What to do though, confide in someone? Would they even understand? Perhaps they would, or maybe they would simply say for him to stop being such a weakling, and tell this person where to get off. So to gain some sort of inspiration, rather like a sportsperson using music to inspire and motivate them, he found himself in the magazine section of a newsagents, reading about martial arts and weightlifting. He knew there was a boxing gym around the corner, and decided to go around there to look at the times and prices, but found the shutters were down above the sign ‘Jim’s gym’.

Still, suitably motivated. He was going to give his cyberbully a piece of his mind. He was going to tell him he’s picked the wrong victim. He was not to be trifled with.

However, on the journey home, any confidence given by the masculinity he’d absorbed, soon ebbed away, only to be replaced by the fear, and he decided against saying anything.

The following day, having decided his email wasn’t really worth checking after all, a text message told him he didn’t need to.

‘Oi fucko’ it said ‘If you even think about telling anyone, I will carve you up, and I told you I know where you live. Could you give me directions? I’m currently by the water feature in the city centre’.

Below it was a picture of the central fountain two miles away. It didn’t look like a professional photograph, more like it was taken on a mobile phone.

Now what? he thought, he’s here, he’s on his way.

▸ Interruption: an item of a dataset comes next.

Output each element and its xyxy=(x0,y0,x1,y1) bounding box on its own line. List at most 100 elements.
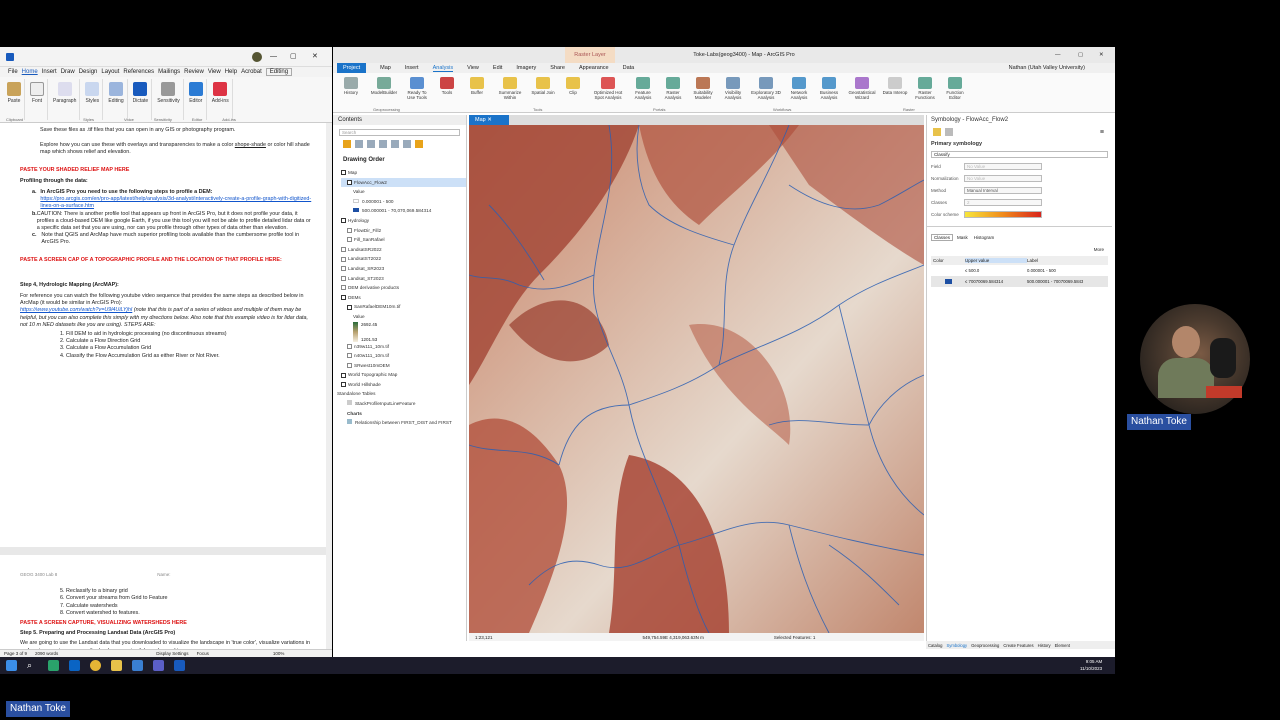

Leaning against a post-box for support, fear surged through his veins. Nobody looked at him, and he turned and made his way home. Normally he would have hopped on the bus for the two stops it took, but he chose to walk instead, and took ten minutes thinking of nothing else as he entered his apartment.

When he closed the door behind him, he received another text. He wasn’t sure about answering it at first, but he knew he had to.

‘Nearly there. They’re good these phone tracking apps aren’t they? Lead me right to you. Not too far now. I need to find a diy shop, where they sell hammers’ Below it was a picture of a nearby roundabout with beds of colourful flowers around its edge. That was around the corner.

Terence rushed into the kitchen and picked up a small knife. He went into the bedroom and cowered down at the side of the bed, more to hide, and to cry, because tears flowed down his face.

A few minutes later, another text came through and he reluctantly opened it.

‘Knock knock fucko’, was all it said, and the picture below was of his apartment.

Suddenly there came a loud bang on the door, as though the place was being raided by police.

For a few moments he wondered if he should use the knife on himself, but decided against it. Another bang, followed by another which sent the door crashing back.

They came in. The bedroom door was closed, and the footsteps were loud and heavy.

"Where are you you little queer? I’m gonna put this fucking hammer in your stupid head, now come out and face me". Terence’s heart was threatening to burst, banging against his chest. The bedroom door was kicked open, and there he stood, the troll.

If the light had been different, or he’d been seen through certain lenses, he could have been mistaken for an actual troll, as he had a rather large beer belly, and legs that tapered down to size five feet. He wore a white T-shirt, with a face mask of a yellow, smiley face. He hefted the sledgehammer as though he wanted other things to break.

Terence looked at him through tears caused by absolute fear. The man lifted up his mask.

"Only me, your old Dad" he said. "I was just playing around. Didn’t take it seriously did you? I finally got out of jail". He dropped the hammer and walked across where Terence stood up, dropped the knife, and hugged him.